Do You Understand What We Are Saying?

By Teeuwe Mevissen, Senior Macro Strategist at Rabobank

The Federal Reserve’s ability to influence the economy depends on whether “people understand what we are saying,” according to Fed Chair Jerome Powell. So did market participants not understand what the Fed was saying for quite some time? Or, more likely, did markets simply not believe the Fed’s narrative for a long time? Looking at yesterday’s sharp movements that seems to be pointing more in that direction. Indeed, yesterday saw markets being confronted with nothing less than a bond sell off. This all despite data that showed that inflation in Europe decreased further and even came out lower than expected. Many reasons for yesterday’s moves were given.

Some pointed towards the oil market where dwindling stockpiles and fears of falling crude supplies globally fanned inflation fears. Others mentioned the looming government shutdown in the US, which our US and Fed strategist Philip Marey has covered for you in his latest special and which can be found here. For those who want the very brief summary. It looks like the government is going into a government shutdown on Sunday. The main reason for that being divisions within the GOP between the House Freedom Caucus and the rest of the Republicans. Then some ‘blamed’ hawkish central bankers like Kashkari and Nagel who clearly left open the possibility for more rate hikes. Yet others claim that the market has finally woken up to the idea that rates are likely to stay higher for longer. In other words they might finally understand what the Fed has been saying. While all of the above likely had some influence on yesterday’s movements, considering the fact that the fed funds future for December 2024 declined last month, the recent moves can also point to a rise in the term premium, which -unfortunately- is a technical construct and could reflect anything, from liquidity premiums to inflation risk premiums AND uncertainty about future policy rates (which, again, may also include a ‘higher for longer’ acknowledgement by market participants, albeit at a longer projection horizon).

Japan has also been hit  by a selloff of its government bonds and those bonds are set for the worst quarterly selloff in two decades. But while these securities have lost about 3% during the third quarter, non-Japanese government bonds have slumped no less than 4.6%. Still, the yield on a 10-year Japanese government bond reached the highest level in 10-years at 0.755%. An important reason is that the Bank of Japan did not raise interest rates yet but this also means that, should the BoJ start raising rates next year, Japanese bonds will be under more pressure.

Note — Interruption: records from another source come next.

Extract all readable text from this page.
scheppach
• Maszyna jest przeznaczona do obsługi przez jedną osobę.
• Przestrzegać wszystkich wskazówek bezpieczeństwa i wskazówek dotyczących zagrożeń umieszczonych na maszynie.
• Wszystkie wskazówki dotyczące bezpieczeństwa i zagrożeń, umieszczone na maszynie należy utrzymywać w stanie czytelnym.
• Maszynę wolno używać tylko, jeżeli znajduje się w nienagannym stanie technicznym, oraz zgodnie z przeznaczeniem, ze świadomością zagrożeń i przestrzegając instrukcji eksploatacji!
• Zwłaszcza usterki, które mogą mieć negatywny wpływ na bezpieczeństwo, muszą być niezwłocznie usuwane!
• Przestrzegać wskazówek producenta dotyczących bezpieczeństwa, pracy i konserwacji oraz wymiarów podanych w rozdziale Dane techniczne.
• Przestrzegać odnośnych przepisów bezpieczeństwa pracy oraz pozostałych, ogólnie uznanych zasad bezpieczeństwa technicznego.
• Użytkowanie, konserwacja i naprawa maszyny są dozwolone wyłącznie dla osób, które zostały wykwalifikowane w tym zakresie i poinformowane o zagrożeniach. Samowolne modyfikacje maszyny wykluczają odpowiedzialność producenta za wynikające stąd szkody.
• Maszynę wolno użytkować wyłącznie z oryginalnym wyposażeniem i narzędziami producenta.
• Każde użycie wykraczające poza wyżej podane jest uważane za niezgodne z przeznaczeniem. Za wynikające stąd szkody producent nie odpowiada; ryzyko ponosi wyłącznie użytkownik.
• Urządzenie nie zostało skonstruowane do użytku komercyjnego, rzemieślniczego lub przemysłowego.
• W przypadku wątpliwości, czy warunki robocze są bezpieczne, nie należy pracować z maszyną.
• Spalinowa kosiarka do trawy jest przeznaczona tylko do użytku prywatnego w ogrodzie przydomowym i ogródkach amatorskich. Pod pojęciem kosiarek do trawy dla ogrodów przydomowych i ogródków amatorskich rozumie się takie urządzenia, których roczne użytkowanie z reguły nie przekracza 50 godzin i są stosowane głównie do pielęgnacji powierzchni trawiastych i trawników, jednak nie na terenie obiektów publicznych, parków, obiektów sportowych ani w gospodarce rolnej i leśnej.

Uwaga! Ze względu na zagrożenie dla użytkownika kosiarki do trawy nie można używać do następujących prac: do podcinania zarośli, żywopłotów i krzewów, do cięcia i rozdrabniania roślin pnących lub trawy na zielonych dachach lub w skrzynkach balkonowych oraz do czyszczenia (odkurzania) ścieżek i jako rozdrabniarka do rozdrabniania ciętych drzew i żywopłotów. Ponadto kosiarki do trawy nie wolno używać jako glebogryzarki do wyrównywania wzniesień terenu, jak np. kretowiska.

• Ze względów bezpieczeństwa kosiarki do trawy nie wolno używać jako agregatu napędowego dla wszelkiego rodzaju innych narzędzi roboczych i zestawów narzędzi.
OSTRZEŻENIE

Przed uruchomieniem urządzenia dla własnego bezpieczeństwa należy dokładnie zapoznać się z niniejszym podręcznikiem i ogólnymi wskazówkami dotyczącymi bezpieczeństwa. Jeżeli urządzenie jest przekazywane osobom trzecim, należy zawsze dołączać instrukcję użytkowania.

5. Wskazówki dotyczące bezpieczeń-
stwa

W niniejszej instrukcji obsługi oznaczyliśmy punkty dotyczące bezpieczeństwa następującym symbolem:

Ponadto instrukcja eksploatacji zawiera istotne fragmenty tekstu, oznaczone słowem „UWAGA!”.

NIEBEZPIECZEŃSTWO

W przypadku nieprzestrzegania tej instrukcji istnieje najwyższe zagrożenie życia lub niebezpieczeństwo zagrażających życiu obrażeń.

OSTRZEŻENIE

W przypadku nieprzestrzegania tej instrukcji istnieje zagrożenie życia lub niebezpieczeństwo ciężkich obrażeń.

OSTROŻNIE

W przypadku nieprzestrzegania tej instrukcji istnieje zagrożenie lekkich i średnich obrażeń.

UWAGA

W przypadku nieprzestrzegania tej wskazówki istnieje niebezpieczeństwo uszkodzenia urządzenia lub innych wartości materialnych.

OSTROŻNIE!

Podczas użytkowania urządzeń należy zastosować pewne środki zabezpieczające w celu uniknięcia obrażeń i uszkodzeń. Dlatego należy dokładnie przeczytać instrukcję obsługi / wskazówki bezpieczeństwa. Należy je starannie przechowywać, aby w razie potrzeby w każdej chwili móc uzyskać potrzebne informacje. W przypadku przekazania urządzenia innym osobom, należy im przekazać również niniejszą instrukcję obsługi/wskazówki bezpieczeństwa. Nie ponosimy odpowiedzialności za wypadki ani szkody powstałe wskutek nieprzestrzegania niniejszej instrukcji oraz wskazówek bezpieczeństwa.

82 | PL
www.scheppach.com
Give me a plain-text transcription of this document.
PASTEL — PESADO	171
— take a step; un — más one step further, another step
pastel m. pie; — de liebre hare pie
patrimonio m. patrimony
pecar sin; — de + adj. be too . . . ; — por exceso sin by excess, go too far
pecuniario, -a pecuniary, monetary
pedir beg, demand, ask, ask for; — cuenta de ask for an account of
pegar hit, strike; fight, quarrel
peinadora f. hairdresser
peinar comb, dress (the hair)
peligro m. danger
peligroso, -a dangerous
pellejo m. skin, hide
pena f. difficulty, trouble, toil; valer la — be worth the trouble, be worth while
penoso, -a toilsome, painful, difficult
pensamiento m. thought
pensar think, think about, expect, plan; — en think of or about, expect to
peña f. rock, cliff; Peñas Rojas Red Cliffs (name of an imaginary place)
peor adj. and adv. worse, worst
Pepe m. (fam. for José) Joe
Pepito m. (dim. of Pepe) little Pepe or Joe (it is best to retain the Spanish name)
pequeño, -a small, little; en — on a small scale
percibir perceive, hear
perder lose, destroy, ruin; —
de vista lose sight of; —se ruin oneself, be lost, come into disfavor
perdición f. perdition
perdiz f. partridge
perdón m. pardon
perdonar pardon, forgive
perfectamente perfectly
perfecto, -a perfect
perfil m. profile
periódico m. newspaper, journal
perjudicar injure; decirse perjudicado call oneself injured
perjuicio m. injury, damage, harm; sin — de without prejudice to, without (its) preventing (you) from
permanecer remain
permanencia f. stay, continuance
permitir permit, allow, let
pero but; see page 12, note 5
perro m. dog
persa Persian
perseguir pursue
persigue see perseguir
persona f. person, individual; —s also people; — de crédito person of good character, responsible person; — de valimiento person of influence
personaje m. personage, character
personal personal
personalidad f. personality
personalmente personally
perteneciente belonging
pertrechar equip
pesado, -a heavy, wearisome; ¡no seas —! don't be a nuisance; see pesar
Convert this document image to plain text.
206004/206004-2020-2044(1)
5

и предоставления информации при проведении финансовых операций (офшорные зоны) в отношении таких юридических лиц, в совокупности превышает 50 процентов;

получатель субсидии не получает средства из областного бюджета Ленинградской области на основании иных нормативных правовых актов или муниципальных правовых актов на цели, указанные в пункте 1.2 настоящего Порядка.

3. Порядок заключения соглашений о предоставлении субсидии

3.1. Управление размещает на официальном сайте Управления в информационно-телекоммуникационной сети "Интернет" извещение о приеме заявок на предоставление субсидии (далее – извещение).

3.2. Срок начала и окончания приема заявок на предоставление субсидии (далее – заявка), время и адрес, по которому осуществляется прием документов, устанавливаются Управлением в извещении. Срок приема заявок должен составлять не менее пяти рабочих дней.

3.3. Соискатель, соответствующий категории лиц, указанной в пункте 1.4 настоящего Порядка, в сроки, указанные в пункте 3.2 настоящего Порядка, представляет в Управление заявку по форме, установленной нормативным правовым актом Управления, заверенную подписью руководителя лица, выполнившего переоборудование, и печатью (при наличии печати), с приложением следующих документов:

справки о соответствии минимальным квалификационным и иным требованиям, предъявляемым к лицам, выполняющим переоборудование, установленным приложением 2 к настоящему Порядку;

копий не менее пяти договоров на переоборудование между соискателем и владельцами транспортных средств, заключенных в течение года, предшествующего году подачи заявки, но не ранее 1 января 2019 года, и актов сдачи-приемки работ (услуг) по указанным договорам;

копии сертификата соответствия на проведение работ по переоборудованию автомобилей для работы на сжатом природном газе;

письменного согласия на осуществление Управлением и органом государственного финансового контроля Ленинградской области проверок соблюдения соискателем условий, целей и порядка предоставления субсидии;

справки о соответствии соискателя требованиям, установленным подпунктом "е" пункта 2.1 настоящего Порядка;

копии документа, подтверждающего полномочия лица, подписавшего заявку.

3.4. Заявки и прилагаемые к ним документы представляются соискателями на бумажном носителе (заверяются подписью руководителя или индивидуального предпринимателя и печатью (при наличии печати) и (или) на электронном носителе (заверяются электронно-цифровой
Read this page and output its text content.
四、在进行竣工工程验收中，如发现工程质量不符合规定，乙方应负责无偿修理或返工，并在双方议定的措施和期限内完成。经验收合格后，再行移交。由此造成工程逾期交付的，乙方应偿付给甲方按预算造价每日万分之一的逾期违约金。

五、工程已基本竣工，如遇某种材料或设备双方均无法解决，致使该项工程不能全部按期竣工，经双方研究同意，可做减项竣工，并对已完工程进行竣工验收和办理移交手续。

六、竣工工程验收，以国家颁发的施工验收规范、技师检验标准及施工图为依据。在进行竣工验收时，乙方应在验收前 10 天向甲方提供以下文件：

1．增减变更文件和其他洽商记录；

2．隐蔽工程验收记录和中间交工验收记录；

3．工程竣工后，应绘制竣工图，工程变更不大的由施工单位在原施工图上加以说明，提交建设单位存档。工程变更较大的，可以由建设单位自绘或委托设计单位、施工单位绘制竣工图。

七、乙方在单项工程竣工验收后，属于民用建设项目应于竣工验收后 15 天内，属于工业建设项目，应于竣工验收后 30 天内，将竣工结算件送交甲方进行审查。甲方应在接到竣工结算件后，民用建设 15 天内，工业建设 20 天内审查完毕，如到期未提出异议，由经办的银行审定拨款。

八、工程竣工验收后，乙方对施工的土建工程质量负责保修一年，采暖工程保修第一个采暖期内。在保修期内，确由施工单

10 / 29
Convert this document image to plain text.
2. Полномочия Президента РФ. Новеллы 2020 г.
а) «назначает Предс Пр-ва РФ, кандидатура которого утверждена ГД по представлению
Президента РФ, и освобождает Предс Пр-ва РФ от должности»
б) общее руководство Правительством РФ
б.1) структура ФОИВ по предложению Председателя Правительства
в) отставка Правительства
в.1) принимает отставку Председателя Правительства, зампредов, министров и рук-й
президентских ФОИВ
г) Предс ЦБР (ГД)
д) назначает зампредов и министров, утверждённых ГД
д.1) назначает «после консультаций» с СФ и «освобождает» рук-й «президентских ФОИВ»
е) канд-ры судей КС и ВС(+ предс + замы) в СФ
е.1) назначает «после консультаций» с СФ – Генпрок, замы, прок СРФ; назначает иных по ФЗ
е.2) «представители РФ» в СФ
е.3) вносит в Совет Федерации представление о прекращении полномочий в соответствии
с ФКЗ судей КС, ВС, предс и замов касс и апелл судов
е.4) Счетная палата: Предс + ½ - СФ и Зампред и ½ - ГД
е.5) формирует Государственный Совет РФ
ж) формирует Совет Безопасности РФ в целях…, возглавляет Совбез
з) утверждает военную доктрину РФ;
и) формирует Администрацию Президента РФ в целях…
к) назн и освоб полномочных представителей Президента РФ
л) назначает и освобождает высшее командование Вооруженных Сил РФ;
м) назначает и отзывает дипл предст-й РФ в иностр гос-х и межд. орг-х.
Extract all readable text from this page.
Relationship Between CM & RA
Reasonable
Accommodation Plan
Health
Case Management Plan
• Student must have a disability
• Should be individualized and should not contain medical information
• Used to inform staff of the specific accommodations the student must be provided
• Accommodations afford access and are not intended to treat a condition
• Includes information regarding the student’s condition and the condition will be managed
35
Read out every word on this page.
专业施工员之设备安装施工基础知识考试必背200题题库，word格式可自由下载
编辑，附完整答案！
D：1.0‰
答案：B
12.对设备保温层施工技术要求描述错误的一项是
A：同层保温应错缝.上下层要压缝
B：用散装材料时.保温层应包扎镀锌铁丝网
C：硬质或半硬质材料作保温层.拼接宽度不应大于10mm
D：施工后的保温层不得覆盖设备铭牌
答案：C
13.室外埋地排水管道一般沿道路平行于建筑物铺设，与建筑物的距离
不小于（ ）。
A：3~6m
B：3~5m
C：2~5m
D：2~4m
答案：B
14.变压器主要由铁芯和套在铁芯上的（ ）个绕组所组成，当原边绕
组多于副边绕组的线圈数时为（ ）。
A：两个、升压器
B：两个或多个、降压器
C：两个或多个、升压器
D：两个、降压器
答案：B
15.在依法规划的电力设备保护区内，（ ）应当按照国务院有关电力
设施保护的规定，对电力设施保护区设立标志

But whatever the reason or reasons, bond holders took a big hit yesterday with long term European and US yields rising 10 basis points or more. Moreover, the spread between 10 year Bunds and 10-year BTP’s also rose to 200 basis points. Today we see a slight reversal in bond yields bringing down both the 10-years EUR swap and the German 10-year bund with 5 basis points at the moment of writing. This brings the yields to 3.40% and 2.87% respectively. Some dovish leaning comments and news about a possible encounter between Biden and Xi seem to have done the trick. Also stocks are recovering a bit today, which is the last trading day of a disappointing third quarter for stock markets.

Today also saw a slew of data coming from Japan. Today’s inflation data showed that inflation was slightly higher in YoY terms than expected (2.8% vs 2.7% expected) while core inflation came out slightly lower than expected. Ex-food inflation stood at 2.5% YoY but ex-food and -energy prices rose 3.8%, meaning that the underlying rate of inflation is still well above 2%.  August retail sales also went up 7% YoY although compared to the previous month of July, retail sales only rose with 0.1%. Industrial production remained unchanged compared to the previous month but on an annual base it still reported a decline of 3.8%.

This morning also saw a lot of data coming in from the United Kingdom. Second estimates regarding economic growth over the second quarter of this year showed some interesting revisions. While QoQ GDP growth was still estimated to be 0.2%, the annual growth figure was revised upwards from 0.40% to 0.60%. And while consumption and government spending where lower than initially reported, business investments showed a surprising acceleration rising 4.1% compared to the first quarter of this year. Finally, Germany saw some disappointing retail sales figures showing that consumers spent 1.2% less compared to last month and 1.09% less compared to a year ago. This all reflecting the difficult economic position that Germany finds itself in, the result of a long era of erroneous policies regarding trade, energy and security.